According to analysts, Bitcoin’s price action suggests it may establish a short-term demand zone near $123,000. Reports from market analyst Skew revealed that buyer interest is returning, as shown by upswings in trading volumes.
Analysis of Bitcoin spot and futures activity by Skew. Source: X
Simultaneously, bidding in futures markets has realigned near the $120,000 threshold, with decreasing open interest indicating that many short positions were liquidated during price rebounds.

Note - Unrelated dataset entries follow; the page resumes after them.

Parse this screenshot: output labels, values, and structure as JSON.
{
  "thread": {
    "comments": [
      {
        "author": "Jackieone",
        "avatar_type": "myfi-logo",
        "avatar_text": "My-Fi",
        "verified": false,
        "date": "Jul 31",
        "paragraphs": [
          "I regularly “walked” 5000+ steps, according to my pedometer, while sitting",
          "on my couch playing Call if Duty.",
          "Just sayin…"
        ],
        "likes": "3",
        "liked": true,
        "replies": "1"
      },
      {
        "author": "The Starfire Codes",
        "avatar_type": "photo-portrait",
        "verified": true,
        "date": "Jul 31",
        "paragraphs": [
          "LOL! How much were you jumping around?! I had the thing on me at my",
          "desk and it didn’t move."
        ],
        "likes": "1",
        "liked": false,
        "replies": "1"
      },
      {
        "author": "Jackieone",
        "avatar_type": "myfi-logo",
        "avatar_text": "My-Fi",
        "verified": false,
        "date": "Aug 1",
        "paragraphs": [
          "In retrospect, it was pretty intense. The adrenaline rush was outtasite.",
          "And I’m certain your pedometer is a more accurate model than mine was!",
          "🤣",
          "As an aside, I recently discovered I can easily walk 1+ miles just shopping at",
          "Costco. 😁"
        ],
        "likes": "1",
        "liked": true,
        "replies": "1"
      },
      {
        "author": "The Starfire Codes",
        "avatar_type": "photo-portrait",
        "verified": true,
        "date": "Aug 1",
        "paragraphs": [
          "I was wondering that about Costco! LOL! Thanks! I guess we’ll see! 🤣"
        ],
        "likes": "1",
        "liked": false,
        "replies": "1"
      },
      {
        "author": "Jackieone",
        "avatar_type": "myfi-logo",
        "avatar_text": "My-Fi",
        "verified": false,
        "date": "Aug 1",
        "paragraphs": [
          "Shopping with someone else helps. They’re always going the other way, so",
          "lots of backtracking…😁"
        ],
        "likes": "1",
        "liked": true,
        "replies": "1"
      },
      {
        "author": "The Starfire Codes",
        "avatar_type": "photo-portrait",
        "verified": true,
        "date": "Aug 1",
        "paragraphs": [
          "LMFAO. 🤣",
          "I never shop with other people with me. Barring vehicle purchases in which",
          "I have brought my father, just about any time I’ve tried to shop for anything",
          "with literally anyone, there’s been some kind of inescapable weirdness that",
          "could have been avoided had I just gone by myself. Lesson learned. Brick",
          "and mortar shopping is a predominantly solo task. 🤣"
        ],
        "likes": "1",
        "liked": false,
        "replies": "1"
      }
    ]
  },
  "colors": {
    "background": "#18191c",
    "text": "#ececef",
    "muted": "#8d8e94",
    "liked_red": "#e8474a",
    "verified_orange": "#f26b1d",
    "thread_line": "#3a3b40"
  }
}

Future projections lean towards a favorable fifth quarter, highlighted by Timo Oinonen reporting that the MVRV ratio hints at a realistic rise in Bitcoin’s valuation. Meanwhile, recent market dynamics have raised expectations of a more sustainable price increase as investments flow back into the ecosystem.
BTC MVRV analysis by Timo Oinonen. Source: CryptoQuant
While some market analysts predict a potential rise to $170,000 to $200,000, fueled by renewed investor enthusiasm and potential supply constraints post-halving, caution remains as every investment entails risk. Readers are advised to perform independent research prior to investment decisions.